Neither is simply better, the right choice depends on what’s being treated and how complex it is. Minimally invasive surgery uses small incisions and causes less muscle damage, so recovery is faster and pain is lower. Open surgery gives wider access, which matters for complex deformities, multilevel disease and revisions. For straightforward problems the minimally invasive route usually wins on recovery. For complicated ones, open surgery is often the safer call.
According to Dr. Gurneet Singh Sawhney, a leading spine surgeon in Mumbai, the smaller incision was never the goal, the right operation for the spine in front of me is. A keyhole approach is excellent for the cases that fit it, but forcing it onto a complex deformity helps no one.
Unsure which spine procedure your case needs?
What Makes Minimally Invasive Surgery Appealing?
Minimally invasive techniques reach the spine through small openings that spread muscle rather than cut it.
Muscle: tubular retractors dilate the tissue instead of stripping it off the bone, which is the main reason recovery runs quicker
Blood: a smaller exposure means less bleeding during the operation and a lower chance of needing a transfusion
Recovery: many patients walk within a day and head home in one to three, far sooner than a big open wound allows
Infection: a smaller wound carries a lower infection risk, and that edge matters most in older or higher-risk patients
And for a single disc or a short decompression, the trade is almost all upside.
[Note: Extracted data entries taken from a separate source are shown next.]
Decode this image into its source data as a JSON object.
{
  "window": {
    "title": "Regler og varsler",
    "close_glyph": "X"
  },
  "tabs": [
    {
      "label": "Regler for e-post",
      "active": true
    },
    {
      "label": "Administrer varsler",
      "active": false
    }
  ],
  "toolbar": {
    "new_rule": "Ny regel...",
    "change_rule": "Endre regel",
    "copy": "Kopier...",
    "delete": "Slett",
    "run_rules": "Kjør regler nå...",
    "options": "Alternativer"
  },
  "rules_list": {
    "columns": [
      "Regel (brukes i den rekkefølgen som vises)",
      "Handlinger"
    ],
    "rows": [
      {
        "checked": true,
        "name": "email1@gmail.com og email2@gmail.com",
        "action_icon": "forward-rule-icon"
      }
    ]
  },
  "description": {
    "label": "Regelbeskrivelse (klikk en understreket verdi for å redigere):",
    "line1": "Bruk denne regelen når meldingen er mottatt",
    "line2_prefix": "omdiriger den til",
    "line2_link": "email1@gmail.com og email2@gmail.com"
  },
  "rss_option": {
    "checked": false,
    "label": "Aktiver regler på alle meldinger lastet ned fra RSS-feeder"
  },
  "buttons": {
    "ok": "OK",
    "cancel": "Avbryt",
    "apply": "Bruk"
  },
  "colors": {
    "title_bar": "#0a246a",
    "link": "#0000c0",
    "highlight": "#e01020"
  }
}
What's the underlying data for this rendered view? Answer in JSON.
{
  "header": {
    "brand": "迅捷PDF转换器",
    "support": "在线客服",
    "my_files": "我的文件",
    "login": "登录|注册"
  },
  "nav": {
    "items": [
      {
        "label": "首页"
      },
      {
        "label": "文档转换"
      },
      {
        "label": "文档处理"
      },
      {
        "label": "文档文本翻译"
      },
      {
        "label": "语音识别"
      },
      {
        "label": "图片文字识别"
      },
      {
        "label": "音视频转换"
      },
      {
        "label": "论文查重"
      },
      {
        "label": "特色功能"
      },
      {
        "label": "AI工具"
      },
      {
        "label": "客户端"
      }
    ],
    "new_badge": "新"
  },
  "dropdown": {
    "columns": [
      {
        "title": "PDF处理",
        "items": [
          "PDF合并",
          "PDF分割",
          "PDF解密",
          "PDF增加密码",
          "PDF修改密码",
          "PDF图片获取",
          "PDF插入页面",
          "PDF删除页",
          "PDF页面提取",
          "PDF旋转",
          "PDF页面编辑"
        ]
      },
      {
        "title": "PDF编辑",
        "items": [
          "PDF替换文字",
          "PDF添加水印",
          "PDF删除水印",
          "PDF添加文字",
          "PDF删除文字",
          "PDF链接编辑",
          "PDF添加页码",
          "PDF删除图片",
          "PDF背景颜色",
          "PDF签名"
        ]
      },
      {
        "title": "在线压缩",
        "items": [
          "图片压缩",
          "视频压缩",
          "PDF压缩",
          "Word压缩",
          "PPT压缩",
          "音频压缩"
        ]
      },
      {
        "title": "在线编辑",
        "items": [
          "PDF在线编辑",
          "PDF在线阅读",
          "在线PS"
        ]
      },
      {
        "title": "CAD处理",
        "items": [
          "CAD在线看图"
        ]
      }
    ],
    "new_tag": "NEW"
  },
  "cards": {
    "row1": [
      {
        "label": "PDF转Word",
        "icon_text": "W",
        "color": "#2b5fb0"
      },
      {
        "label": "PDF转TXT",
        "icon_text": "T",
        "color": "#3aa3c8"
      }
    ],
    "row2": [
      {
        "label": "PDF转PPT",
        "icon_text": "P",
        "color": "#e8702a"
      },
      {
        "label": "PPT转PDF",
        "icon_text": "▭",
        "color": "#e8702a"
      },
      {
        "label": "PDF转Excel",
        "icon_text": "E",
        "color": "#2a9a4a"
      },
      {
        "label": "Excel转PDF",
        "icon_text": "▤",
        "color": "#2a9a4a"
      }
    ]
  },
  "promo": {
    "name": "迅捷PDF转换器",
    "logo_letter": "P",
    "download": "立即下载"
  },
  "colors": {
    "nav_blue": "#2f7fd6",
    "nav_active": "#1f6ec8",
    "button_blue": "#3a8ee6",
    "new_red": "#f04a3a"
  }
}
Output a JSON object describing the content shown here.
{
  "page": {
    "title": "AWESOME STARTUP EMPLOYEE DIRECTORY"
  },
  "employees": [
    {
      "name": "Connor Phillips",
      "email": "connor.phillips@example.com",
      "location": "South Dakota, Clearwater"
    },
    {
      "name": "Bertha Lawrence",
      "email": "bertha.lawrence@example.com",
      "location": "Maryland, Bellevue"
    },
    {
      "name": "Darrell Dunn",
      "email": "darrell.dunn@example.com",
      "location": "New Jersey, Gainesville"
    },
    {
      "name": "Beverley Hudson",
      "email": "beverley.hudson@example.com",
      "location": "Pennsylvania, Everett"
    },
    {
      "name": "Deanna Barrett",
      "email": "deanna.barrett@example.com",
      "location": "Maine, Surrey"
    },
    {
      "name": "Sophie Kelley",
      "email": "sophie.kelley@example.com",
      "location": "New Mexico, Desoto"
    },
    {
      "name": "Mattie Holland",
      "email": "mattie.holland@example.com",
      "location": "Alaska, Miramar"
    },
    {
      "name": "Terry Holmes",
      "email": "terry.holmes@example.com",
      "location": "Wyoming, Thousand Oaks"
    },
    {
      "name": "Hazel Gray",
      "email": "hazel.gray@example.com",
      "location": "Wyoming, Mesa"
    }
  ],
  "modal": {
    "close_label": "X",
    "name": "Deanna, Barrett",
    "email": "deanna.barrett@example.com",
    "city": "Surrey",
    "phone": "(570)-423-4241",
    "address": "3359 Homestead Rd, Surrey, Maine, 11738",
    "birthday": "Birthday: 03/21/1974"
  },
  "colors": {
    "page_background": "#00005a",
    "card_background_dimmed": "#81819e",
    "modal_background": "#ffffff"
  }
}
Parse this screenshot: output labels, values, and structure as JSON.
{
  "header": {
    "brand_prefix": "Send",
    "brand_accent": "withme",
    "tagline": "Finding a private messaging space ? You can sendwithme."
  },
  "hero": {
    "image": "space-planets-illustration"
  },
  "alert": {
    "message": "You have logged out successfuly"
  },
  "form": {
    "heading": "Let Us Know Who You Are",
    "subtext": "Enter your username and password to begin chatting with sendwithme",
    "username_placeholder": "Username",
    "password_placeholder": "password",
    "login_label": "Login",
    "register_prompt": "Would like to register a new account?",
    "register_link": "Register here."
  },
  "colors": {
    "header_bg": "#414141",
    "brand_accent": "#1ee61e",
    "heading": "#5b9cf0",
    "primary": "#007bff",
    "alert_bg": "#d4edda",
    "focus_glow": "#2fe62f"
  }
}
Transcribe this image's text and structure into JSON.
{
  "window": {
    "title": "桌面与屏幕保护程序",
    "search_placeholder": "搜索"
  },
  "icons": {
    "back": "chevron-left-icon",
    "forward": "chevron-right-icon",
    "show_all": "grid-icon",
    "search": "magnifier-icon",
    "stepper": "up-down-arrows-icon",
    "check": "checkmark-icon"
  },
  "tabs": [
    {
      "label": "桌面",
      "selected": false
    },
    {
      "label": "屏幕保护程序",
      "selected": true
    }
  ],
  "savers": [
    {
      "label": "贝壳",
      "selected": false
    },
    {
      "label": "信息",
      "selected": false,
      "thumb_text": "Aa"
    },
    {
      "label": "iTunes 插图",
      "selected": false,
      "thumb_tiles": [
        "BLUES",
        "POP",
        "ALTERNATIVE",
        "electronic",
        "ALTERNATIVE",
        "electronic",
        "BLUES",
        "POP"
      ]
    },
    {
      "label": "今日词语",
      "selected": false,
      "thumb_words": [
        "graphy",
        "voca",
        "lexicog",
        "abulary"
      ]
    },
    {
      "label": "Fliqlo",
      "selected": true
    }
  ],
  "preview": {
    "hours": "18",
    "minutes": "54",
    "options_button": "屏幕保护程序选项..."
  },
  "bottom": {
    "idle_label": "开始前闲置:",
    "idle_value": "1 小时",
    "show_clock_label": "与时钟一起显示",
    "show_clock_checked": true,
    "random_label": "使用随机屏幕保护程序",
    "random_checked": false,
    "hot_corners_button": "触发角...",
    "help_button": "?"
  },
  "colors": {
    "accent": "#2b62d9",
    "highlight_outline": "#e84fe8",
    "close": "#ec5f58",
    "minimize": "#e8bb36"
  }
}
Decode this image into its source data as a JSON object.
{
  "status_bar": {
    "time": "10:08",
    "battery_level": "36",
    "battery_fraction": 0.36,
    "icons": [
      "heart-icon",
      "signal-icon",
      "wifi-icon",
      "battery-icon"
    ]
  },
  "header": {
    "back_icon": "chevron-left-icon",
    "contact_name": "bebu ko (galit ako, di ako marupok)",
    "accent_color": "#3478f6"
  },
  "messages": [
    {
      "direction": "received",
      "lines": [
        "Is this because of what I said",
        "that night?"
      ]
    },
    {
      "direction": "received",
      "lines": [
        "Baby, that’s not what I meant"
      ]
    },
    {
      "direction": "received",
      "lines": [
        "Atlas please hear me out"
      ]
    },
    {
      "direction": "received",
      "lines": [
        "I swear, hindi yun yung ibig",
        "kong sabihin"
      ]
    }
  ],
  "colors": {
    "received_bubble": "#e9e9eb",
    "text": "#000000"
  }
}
That’s where spine surgery through a keyhole approach really earns its place.
When Does Radiation Make More Sense?
Open surgery stays the standard when the spine needs wide access, correction, or repair across several levels.
Deformity: correcting scoliosis or major curves needs the direct visualisation and reach that only an open exposure provides
Revision: scarred tissue from a previous operation is often safer to navigate through a full open approach
Multilevel: disease spread across several segments can be too much ground for a keyhole technique to cover well
Pain: when stubborn nerve pain isn’t structural, options like spinal cord stimulation can matter more than the size of any incision
So bigger isn’t worse, it’s sometimes exactly what the spine needs. This explainer on minimally invasive spine surgery shows where the keyhole route fits and where it doesn’t.
Why Choose Dr. Gurneet Singh Sawhney?
Dr. Gurneet Singh Sawhney trained in minimally invasive spine surgery through cadaveric and endoscopic fellowships, and has more than 18 years across both keyhole and open techniques. That range means the approach gets matched to the problem, not to a preference.
Patients with a simple herniated disc often go home walking the next day, while complex cases get the full exposure they actually need. The incision was never the point. Fixing the spine properly is.
Frequently Asked Questions
Is minimally invasive spine surgery always better than open surgery?
No, complex deformities and multilevel disease often need an open approach instead.
Does minimally invasive spine surgery mean faster recovery?
Usually yes, less muscle damage means most patients recover and return sooner.
Can every spine condition be treated minimally invasively?
No, severe deformity, revision and multilevel cases often require open surgery.
Is open spine surgery outdated?
No, it remains the safest choice for complex and large-scale spinal procedures.
Disclaimer: The information shared in this content is for educational purposes only and not for promotional use.